COS 80-9
Demographic and environmental stochasticity alter spatial coexistence strength via stabilizing mechanisms

Wednesday, August 12, 2015: 4:20 PM
319, Baltimore Convention Center
Lauren G. Shoemaker, Department of Ecology and Evolutionary Biology, University of Colorado, Boulder, MN
Brett A. Melbourne, Department of Ecology and Evolutionary Biology, University of Colorado at Boulder, Boulder, CO

A large body of both empirical and theoretical work has focused on the difference between niche and neutral communities, and particularly on the effects of drift and the role of stochasticity in community structure. However, demographic and environmental stochasticity may affect more than just abundance patterns in communities. It is well known that stochasticity can lead to extinction events in small populations, and we therefore hypothesize that stochasticity alters coexistence strength via effects on species’ low-density growth rates.
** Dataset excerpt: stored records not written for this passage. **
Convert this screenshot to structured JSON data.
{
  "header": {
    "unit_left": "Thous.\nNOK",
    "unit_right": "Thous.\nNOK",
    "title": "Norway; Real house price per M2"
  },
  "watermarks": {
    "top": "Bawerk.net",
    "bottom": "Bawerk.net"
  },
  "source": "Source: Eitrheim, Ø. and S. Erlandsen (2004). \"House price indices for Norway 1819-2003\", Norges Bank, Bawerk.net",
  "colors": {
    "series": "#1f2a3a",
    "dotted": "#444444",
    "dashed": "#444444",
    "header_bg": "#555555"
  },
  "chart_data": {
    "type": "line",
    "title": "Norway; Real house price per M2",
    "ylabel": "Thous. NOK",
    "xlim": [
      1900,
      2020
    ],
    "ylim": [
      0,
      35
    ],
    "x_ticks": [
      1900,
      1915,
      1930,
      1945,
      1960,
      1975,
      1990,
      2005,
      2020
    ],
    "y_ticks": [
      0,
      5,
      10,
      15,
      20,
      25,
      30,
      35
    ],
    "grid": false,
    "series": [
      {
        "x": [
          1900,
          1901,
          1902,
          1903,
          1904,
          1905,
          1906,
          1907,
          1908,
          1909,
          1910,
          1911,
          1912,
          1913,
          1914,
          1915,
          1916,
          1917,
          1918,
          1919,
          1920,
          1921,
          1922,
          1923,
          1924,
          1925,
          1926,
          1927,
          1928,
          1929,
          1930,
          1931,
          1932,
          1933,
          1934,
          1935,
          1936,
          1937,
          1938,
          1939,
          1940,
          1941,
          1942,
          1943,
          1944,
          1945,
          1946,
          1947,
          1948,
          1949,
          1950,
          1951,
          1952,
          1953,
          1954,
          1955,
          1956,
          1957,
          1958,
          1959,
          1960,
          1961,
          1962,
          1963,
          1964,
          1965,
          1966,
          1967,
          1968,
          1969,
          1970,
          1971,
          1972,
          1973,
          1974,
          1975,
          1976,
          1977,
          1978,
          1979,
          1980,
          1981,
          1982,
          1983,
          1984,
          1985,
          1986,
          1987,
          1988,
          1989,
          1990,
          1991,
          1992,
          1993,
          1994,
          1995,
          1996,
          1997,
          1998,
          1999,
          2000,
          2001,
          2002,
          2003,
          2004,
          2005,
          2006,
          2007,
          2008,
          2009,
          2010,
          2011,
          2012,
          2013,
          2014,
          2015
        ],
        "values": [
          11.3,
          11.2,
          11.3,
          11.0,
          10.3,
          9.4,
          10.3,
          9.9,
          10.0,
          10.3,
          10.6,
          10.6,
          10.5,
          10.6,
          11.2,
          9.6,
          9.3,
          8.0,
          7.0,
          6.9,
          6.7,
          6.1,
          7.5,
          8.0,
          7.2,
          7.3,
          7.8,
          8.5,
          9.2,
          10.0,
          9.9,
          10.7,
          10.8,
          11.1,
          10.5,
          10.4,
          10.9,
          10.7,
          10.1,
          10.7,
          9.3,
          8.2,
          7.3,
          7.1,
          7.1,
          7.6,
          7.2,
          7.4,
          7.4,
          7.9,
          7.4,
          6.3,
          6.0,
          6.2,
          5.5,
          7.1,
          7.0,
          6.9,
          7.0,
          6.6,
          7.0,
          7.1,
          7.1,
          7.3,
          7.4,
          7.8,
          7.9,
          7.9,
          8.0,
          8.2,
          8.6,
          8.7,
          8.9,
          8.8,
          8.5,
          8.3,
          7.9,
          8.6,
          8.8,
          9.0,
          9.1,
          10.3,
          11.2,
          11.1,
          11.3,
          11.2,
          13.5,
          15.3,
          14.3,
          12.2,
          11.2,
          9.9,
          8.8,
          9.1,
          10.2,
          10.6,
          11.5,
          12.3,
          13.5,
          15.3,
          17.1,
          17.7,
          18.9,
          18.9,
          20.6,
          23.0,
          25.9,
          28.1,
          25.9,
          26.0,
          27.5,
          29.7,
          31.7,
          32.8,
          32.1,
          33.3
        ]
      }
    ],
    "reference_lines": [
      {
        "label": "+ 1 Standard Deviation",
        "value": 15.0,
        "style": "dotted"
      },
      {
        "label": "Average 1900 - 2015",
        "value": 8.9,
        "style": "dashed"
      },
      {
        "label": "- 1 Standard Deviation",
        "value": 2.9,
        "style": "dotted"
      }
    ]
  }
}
To test this hypothesis, we created both deterministic and stochastic metacommunity models and solve for Chesson’s spatial coexistence mechanisms in each model. By comparing coexistence mechanisms and coexistence strength in deterministic models to models with demographic stochasticity, environmental stochasticity, or both, we isolated the role of different forms of stochasticity in altering coexistence strength. We additionally compared how stochasticity affects both species’ abundance patterns and coexistence strength across a variety of simulations ranging from neutral to niche-structured communities. Using this approach we identify a previously unappreciated role of stochasticity in maintaining niche-structured communities. 


As is well established in the literature, we saw that neutral community abundance patterns are structured by temporal drift via stochasticity. We additionally show that stochasticity has no effect on mean coexistence strength or individual coexistence mechanisms in neutral communities. Rather, stochasticity in neutral communities induces temporal variability in coexistence strength. In comparison, niche-structured abundance patterns are affected primarily by selection mechanisms, and stochasticity has only minimal effects on species’ abundances.  However, we show that both demographic and environmental stochasticity alter overall coexistence strength in niche-structured metacommunities via the storage effect and fitness-density covariance. Demographic stochasticity tends to decrease total coexistence strength, as it makes species’ abilities to respond to environmental heterogeneity less predictable. Environmental stochasticity, on the other hand, can increase coexistence strength in niche-structured communities by magnifying the potential for stabilizing coexistence mechanisms. While stochasticity is most commonly associated with neutral communities due to its influence on temporal abundance patterns, we show that it is equally important for niche communities. Stochasticity directly alters the strength of stabilizing coexistence mechanisms in niche-structured communities, thus altering the niche structure itself.